Assembly of the Atg1_EAT–Atg13–Atg17–Atg31–Atg29 complex. (A) Overlay of the c(s) plots of Atg1_EAT and Atg1_EAT–Atg13_350–525. Both Atg1_EAT and Atg1_EAT–Atg13_350–525 primarily exist as dimeric species at an s_20,w of 4.2 S and 4.7 S, respectively. The concentration of protein used for both Atg1_EAT and Atg1_EAT–Atg13_350–525 was 20 µM. The c(s) distributions were normalized to the peak area of Atg1_EAT. (B) Representative ITC thermogram of Atg1_EAT–Atg13_350–525 binding to Atg17–Atg31–Atg29, yielding a K_d of 11 ± 2 μM. Atg17–Atg31–Atg29 complex (15 µM) was loaded into the ITC cell and EAT-13 (450 µM) was loaded into the syringe. The thermogram was fit to a single-site binding model.

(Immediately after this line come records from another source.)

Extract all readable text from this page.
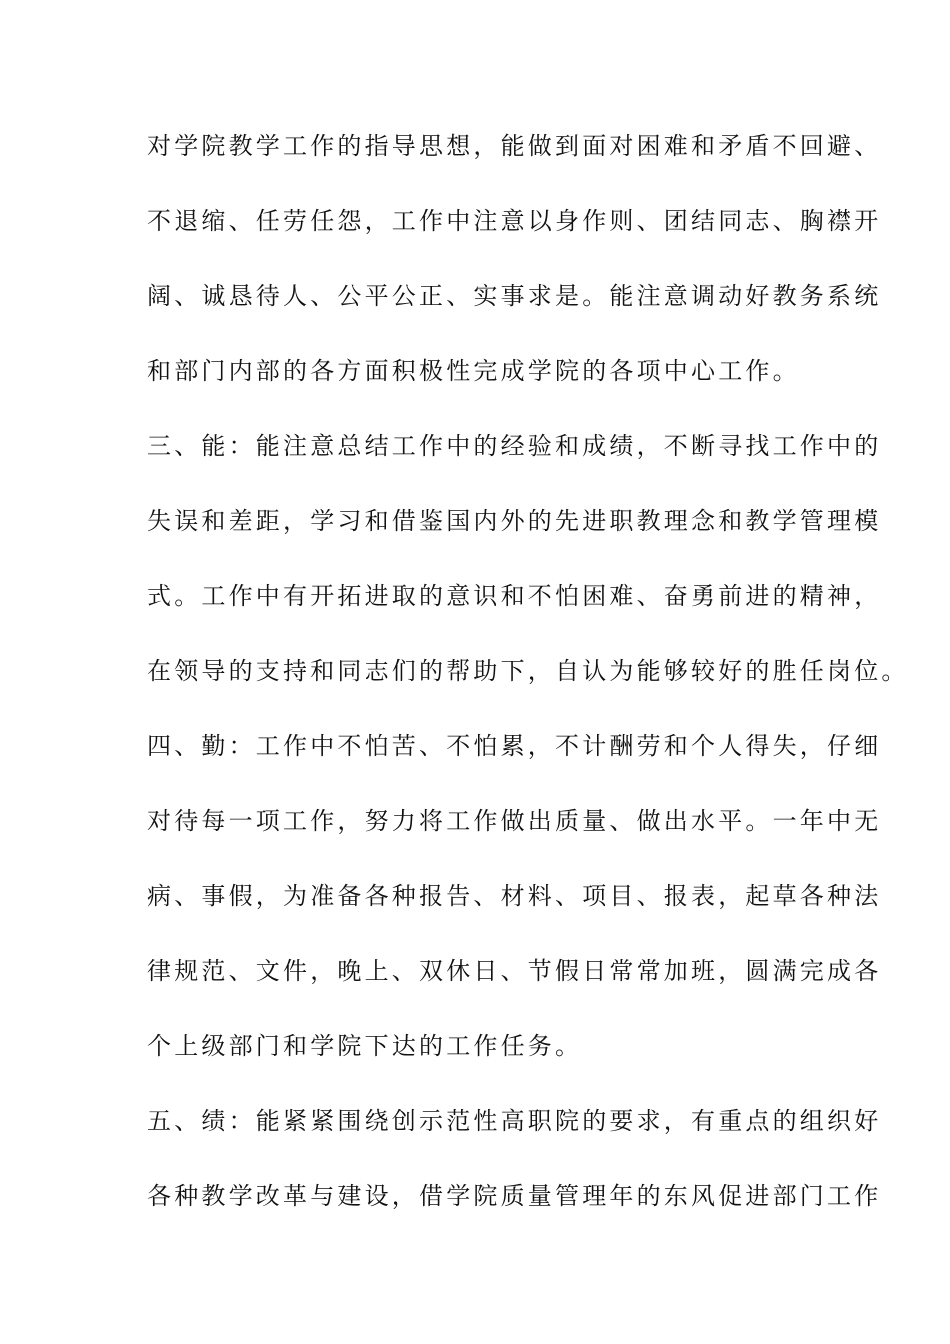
对学院教学工作的指导思想，能做到面对困难和矛盾不回避、
不退缩、任劳任怨，工作中注意以身作则、团结同志、胸襟开
阔、诚恳待人、公平公正、实事求是。能注意调动好教务系统
和部门内部的各方面积极性完成学院的各项中心工作。
三、能：能注意总结工作中的经验和成绩，不断寻找工作中的
失误和差距，学习和借鉴国内外的先进职教理念和教学管理模
式。工作中有开拓进取的意识和不怕困难、奋勇前进的精神，
在领导的支持和同志们的帮助下，自认为能够较好的胜任岗位。
四、勤：工作中不怕苦、不怕累，不计酬劳和个人得失，仔细
对待每一项工作，努力将工作做出质量、做出水平。一年中无
病、事假，为准备各种报告、材料、项目、报表，起草各种法
律规范、文件，晚上、双休日、节假日常常加班，圆满完成各
个上级部门和学院下达的工作任务。
五、绩：能紧紧围绕创示范性高职院的要求，有重点的组织好
各种教学改革与建设，借学院质量管理年的东风促进部门工作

Error bars are shown for each individual injection according to the fitting of the baseline (42). (C) Overlay of the c(s) plots of Atg17–Atg31–Atg29 and the pentamer. Atg17–Atg31–Atg29 exists primarily as an elongated, dimeric species at an s_20,w value of 5.5 S with some formation of a tetramer at 8.1 S. To assess the oligomeric state of the pentamer, an 8-M excess of Atg1_EAT–Atg13_350–525 was mixed with Atg17–Atg31–Atg29 (2 µM). The c(s) distributions show that the pentamer exists primarily as a dimer at an s_20,w value of 7.9 S. The excess, unbound EAT-13 sediments at 4.9 S. The c(s) distributions were normalized to the peak area of the Atg17–Atg31–Atg29 dimer.

Fig. 5.

Model for Atg1 complex assembly. Atg1_EAT–Atg13 is deliberately shown as a monomer to emphasize interactions with a single copy of Atg17. The binding site for Atg13 is positioned near the tip of the scaffold (28).